Affordable Housing (2016)
The artist’s pseudonym suggests a certain genderless nondescriptness, as it can be phonetically interpreted as the English phrase “he or she”. The artist comments: “I am trying to say that an artist’s personality, and much more so such a piffle as the artist’s sex, is absolutely irrelevant. This is why I choose to retain my anonymity so that my works have no association with my character. I want them to be perceived as they are, as if they materialized of their own accord and without a creator who has his or her age, sex, height, weight, hair color, and positive or negative features.”
Paint As If You're Going to Die (2016)
Sensitized to recent political turmoil and radicalized authoritarianism, the latest of Hioshi’s work is dedicated to the infamous Yarovaya Law, which was passed in May 2016 and, among other things, obliges telephone and internet providers to store records of all communications, as well as to help intelligence agencies decode encrypted messaging services.

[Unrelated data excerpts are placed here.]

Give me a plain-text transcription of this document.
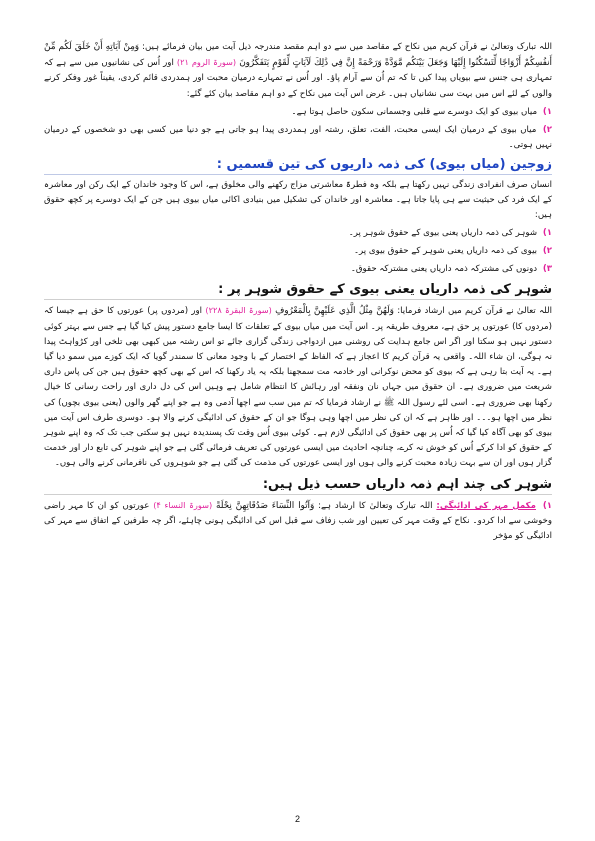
اللہ تبارک وتعالیٰ نے قرآن کریم میں نکاح کے مقاصد میں سے دو اہم مقصد مندرجہ ذیل آیت میں بیان فرمائے ہیں: وَمِنْ آيَاتِهِ أَنْ خَلَقَ لَكُم مِّنْ أَنفُسِكُمْ أَزْوَاجًا لِّتَسْكُنُوا إِلَيْهَا وَجَعَلَ بَيْنَكُم مَّوَدَّةً وَرَحْمَةً إِنَّ فِي ذَٰلِكَ لَآيَاتٍ لِّقَوْمٍ يَتَفَكَّرُونَ (سورۃ الروم ۲۱) اور اُس کی نشانیوں میں سے ہے کہ تمہاری ہی جنس سے بیویاں پیدا کیں تا کہ تم اُن سے آرام پاؤ۔ اور اُس نے تمہارے درمیان محبت اور ہمدردی قائم کردی، یقیناً غور وفکر کرنے والوں کے لئے اس میں بہت سی نشانیاں ہیں۔ غرض اس آیت میں نکاح کے دو اہم مقاصد بیان کئے گئے:

۱) میاں بیوی کو ایک دوسرے سے قلبی وجسمانی سکون حاصل ہوتا ہے۔
۲) میاں بیوی کے درمیان ایک ایسی محبت، الفت، تعلق، رشتہ اور ہمدردی پیدا ہو جاتی ہے جو دنیا میں کسی بھی دو شخصوں کے درمیان نہیں ہوتی۔
زوجین (میاں بیوی) کی ذمہ داریوں کی تین قسمیں :

انسان صرف انفرادی زندگی نہیں رکھتا ہے بلکہ وہ فطرۃً معاشرتی مزاج رکھنے والی مخلوق ہے، اس کا وجود خاندان کے ایک رکن اور معاشرہ کے ایک فرد کی حیثیت سے ہی پایا جاتا ہے۔ معاشرہ اور خاندان کی تشکیل میں بنیادی اکائی میاں بیوی ہیں جن کے ایک دوسرے پر کچھ حقوق ہیں:

۱) شوہر کی ذمہ داریاں یعنی بیوی کے حقوق شوہر پر۔
۲) بیوی کی ذمہ داریاں یعنی شوہر کے حقوق بیوی پر۔
۳) دونوں کی مشترکہ ذمہ داریاں یعنی مشترکہ حقوق۔
شوہر کی ذمہ داریاں یعنی بیوی کے حقوق شوہر پر :

اللہ تعالیٰ نے قرآن کریم میں ارشاد فرمایا: وَلَهُنَّ مِثْلُ الَّذِي عَلَيْهِنَّ بِالْمَعْرُوفِ (سورۃ البقرۃ ۲۲۸) اور (مردوں پر) عورتوں کا حق ہے جیسا کہ (مردوں کا) عورتوں پر حق ہے، معروف طریقہ پر۔ اس آیت میں میاں بیوی کے تعلقات کا ایسا جامع دستور پیش کیا گیا ہے جس سے بہتر کوئی دستور نہیں ہو سکتا اور اگر اس جامع ہدایت کی روشنی میں ازدواجی زندگی گزاری جائے تو اس رشتہ میں کبھی بھی تلخی اور کڑواہٹ پیدا نہ ہوگی، ان شاء اللہ۔ واقعی یہ قرآن کریم کا اعجاز ہے کہ الفاظ کے اختصار کے با وجود معانی کا سمندر گویا کہ ایک کوزے میں سمو دیا گیا ہے۔ یہ آیت بتا رہی ہے کہ بیوی کو محض نوکرانی اور خادمہ مت سمجھنا بلکہ یہ یاد رکھنا کہ اس کے بھی کچھ حقوق ہیں جن کی پاس داری شریعت میں ضروری ہے۔ ان حقوق میں جہاں نان ونفقہ اور رہائش کا انتظام شامل ہے وہیں اس کی دل داری اور راحت رسانی کا خیال رکھنا بھی ضروری ہے۔ اسی لئے رسول اللہ ﷺ نے ارشاد فرمایا کہ تم میں سب سے اچھا آدمی وہ ہے جو اپنے گھر والوں (یعنی بیوی بچوں) کی نظر میں اچھا ہو۔۔۔ اور ظاہر ہے کہ ان کی نظر میں اچھا وہی ہوگا جو ان کے حقوق کی ادائیگی کرنے والا ہو۔ دوسری طرف اس آیت میں بیوی کو بھی آگاہ کیا گیا کہ اُس پر بھی حقوق کی ادائیگی لازم ہے۔ کوئی بیوی اُس وقت تک پسندیدہ نہیں ہو سکتی جب تک کہ وہ اپنے شوہر کے حقوق کو ادا کرکے اُس کو خوش نہ کرے، چنانچہ احادیث میں ایسی عورتوں کی تعریف فرمائی گئی ہے جو اپنے شوہر کی تابع دار اور خدمت گزار ہوں اور ان سے بہت زیادہ محبت کرنے والی ہوں اور ایسی عورتوں کی مذمت کی گئی ہے جو شوہروں کی نافرمانی کرنے والی ہوں۔

شوہر کی چند اہم ذمہ داریاں حسب ذیل ہیں:

۱) مکمل مہر کی ادائیگی: اللہ تبارک وتعالیٰ کا ارشاد ہے: وَآتُوا النِّسَاءَ صَدُقَاتِهِنَّ نِحْلَةً (سورۃ النساء ۴) عورتوں کو ان کا مہر راضی وخوشی سے ادا کردو۔ نکاح کے وقت مہر کی تعیین اور شب زفاف سے قبل اس کی ادائیگی ہونی چاہئے، اگر چہ طرفین کے اتفاق سے مہر کی ادائیگی کو مؤخر

2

Secrecy of Correspondence (2016)
Steeped in dainty lampoonery, Hioshi’s artistic objects creatively contest the mundane and humdrum daily life of the megalopolis and provide a brilliant example of whip-smart public art which has no need to bamboozle the audience with gigantic proportions. The artist's credo clearly suggests that public monumentality is at its most poetic when small.
Feeding (2015)
Greedy Bastard (2015)
Iaroslav Volovod is an independent curator and art researcher based in St. Petersburg, Russia. His personal and professional identities have sensitized him to non-dominant experience and institutional practices that address communities at the cusp of change. Currently he is investigating South Asian artists in Britain, in addition to working intensively as a curator with international and local art practitioners.